Let’s start with a fuck google. They are a evil company. But:
-
Other captchas are also not very effective against bots. Arguably most traditional systems would be worst that recaptcha at fighting bots.
-
Recaptcha agent validation while a privacy violation is faster than solving any other captcha and if you are hittes with puzzle is not that much more time consuming that every other captcha.
-
That profit number is very questionable and they know it. Anyway, that’s no much different and probably less profitable that most google services.
Also is ridiculous how someone can say in the same article that the image puzzle can be solved by bots 100% of the time and that is a scheme to get human labor to solve the puzzle. I’m the only one seeing the logical failure here?
And what’s the purpose of all this? Just let bots roam free? Are they trying to sell other solution?

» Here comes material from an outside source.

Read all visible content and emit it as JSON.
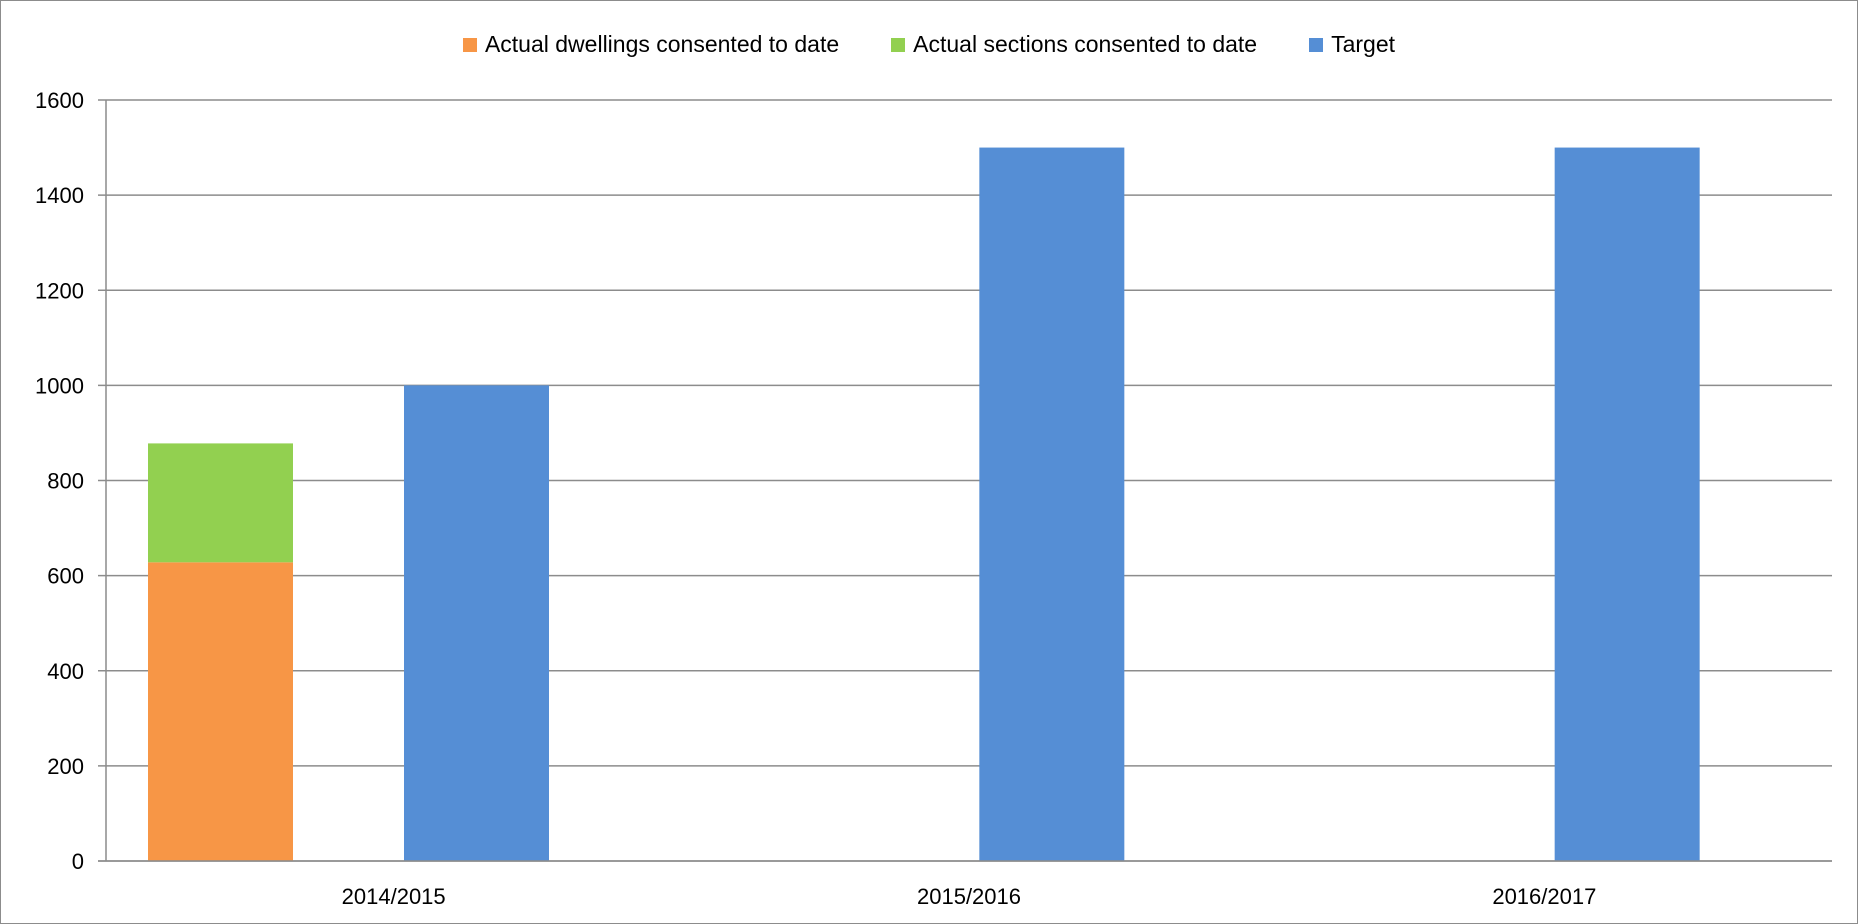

What’s the point?
I hate google as much as the next guy. But I don’t really share this article spirit.
If I were to make a point. They point will be that people and companies should stop making registration only sites and dynamic sites when static websites are enough for their purposes. And only go for registration or other bot-vulnerable kind of sites of there is no way around it. But if you need to make a service that is vulnerable to bots, you need to protect it, and sadly there’s not great solutions out there. If your site is small and not targeted by anyone malicious specifically you can get with simpler solutions. But bigger or targeted sites really can’t get around needing google or cloudfare and assume that it will only mitigate the damage.
But if anyone knows a better and more ethical solution to prevent bot spam for a service that really need to have registrations, please tell me.

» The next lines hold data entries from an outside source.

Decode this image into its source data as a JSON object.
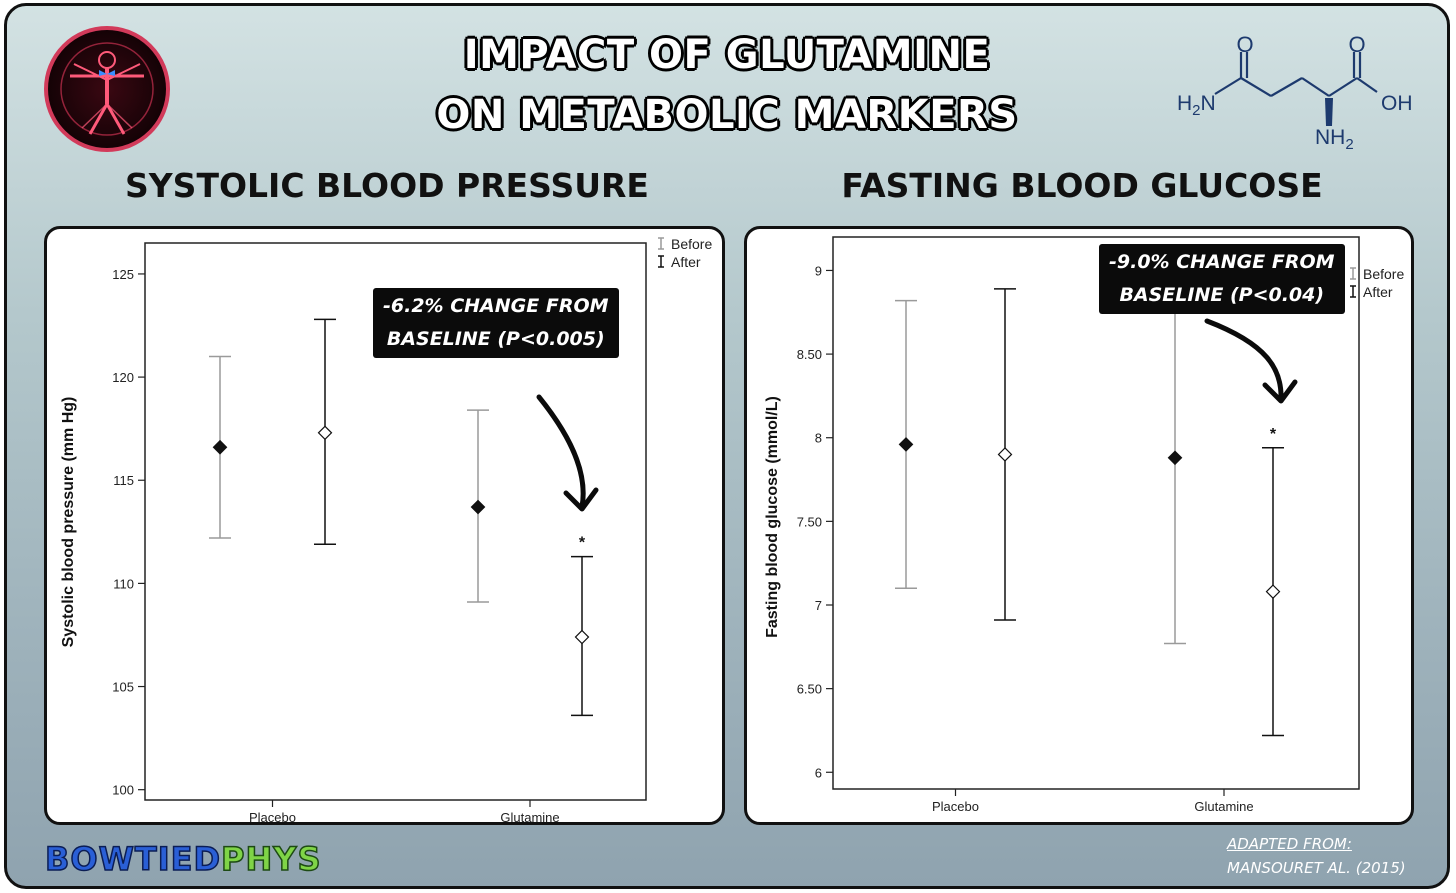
{
  "title_line1": "IMPACT OF GLUTAMINE",
  "title_line2": "ON METABOLIC MARKERS",
  "brand_part1": "BOWTIED",
  "brand_part2": "PHYS",
  "source_line1": "ADAPTED FROM:",
  "source_line2": "MANSOURET AL. (2015)",
  "molecule_labels": {
    "o_left": "O",
    "o_right": "O",
    "h2n": "H2N",
    "oh": "OH",
    "nh2": "NH2"
  },
  "colors": {
    "before": "#9a9a9a",
    "after": "#111111",
    "callout_bg": "#0b0b0b",
    "brand_blue": "#2a5fd6",
    "brand_green": "#7fd447"
  },
  "chart_data": [
    {
      "type": "errorbar",
      "title": "SYSTOLIC BLOOD PRESSURE",
      "xlabel": "",
      "ylabel": "Systolic  blood pressure (mm Hg)",
      "categories": [
        "Placebo",
        "Glutamine"
      ],
      "ylim": [
        99.5,
        126.5
      ],
      "yticks": [
        100,
        105,
        110,
        115,
        120,
        125
      ],
      "ytick_labels": [
        "100",
        "105",
        "110",
        "115",
        "120",
        "125"
      ],
      "legend": {
        "position": "top-right",
        "entries": [
          "Before",
          "After"
        ]
      },
      "series": [
        {
          "name": "Before",
          "marker": "filled-diamond",
          "mean": [
            116.6,
            113.7
          ],
          "lower": [
            112.2,
            109.1
          ],
          "upper": [
            121.0,
            118.4
          ]
        },
        {
          "name": "After",
          "marker": "open-diamond",
          "mean": [
            117.3,
            107.4
          ],
          "lower": [
            111.9,
            103.6
          ],
          "upper": [
            122.8,
            111.3
          ]
        }
      ],
      "significance": {
        "category": "Glutamine",
        "series": "After",
        "symbol": "*"
      },
      "annotation_line1": "-6.2% CHANGE FROM",
      "annotation_line2": "BASELINE (P<0.005)"
    },
    {
      "type": "errorbar",
      "title": "FASTING BLOOD GLUCOSE",
      "xlabel": "",
      "ylabel": "Fasting blood glucose (mmol/L)",
      "categories": [
        "Placebo",
        "Glutamine"
      ],
      "ylim": [
        5.9,
        9.2
      ],
      "yticks": [
        6,
        6.5,
        7,
        7.5,
        8,
        8.5,
        9
      ],
      "ytick_labels": [
        "6",
        "6.50",
        "7",
        "7.50",
        "8",
        "8.50",
        "9"
      ],
      "legend": {
        "position": "top-right",
        "entries": [
          "Before",
          "After"
        ]
      },
      "series": [
        {
          "name": "Before",
          "marker": "filled-diamond",
          "mean": [
            7.96,
            7.88
          ],
          "lower": [
            7.1,
            6.77
          ],
          "upper": [
            8.82,
            9.0
          ]
        },
        {
          "name": "After",
          "marker": "open-diamond",
          "mean": [
            7.9,
            7.08
          ],
          "lower": [
            6.91,
            6.22
          ],
          "upper": [
            8.89,
            7.94
          ]
        }
      ],
      "significance": {
        "category": "Glutamine",
        "series": "After",
        "symbol": "*"
      },
      "annotation_line1": "-9.0% CHANGE FROM",
      "annotation_line2": "BASELINE (P<0.04)"
    }
  ]
}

Also is ridiculous how someone can say in the same article that the image puzzle can be solved by bots 100% of the time and that is a scheme to get human labor to solve the puzzle. Am I the only one seeing the logical failure here?
Most solvers aren’t bots. Logical, right?
Also worth noting that Google has always been extremely open about the fact that they use recaptcha for that purpose. It’s never been a secret.
Their service to the website owners is the meaningful reduction in effectiveness of bots in places bots are harmful. The website’s service to you is the content that that’s being used to protect (and the stuff that has recaptcha on it is stuff like games where there’s a competitive advantage, things like search engines where there’s a meaningful cost to heavy bot use, and login pages where there’s a real security cost to mass bot use. I use a VPN, which increases the rate of captchas a lot, and I think it’s a pretty reasonable way to do thing, personally.
-
We already knew that, but it’s nice re to have data.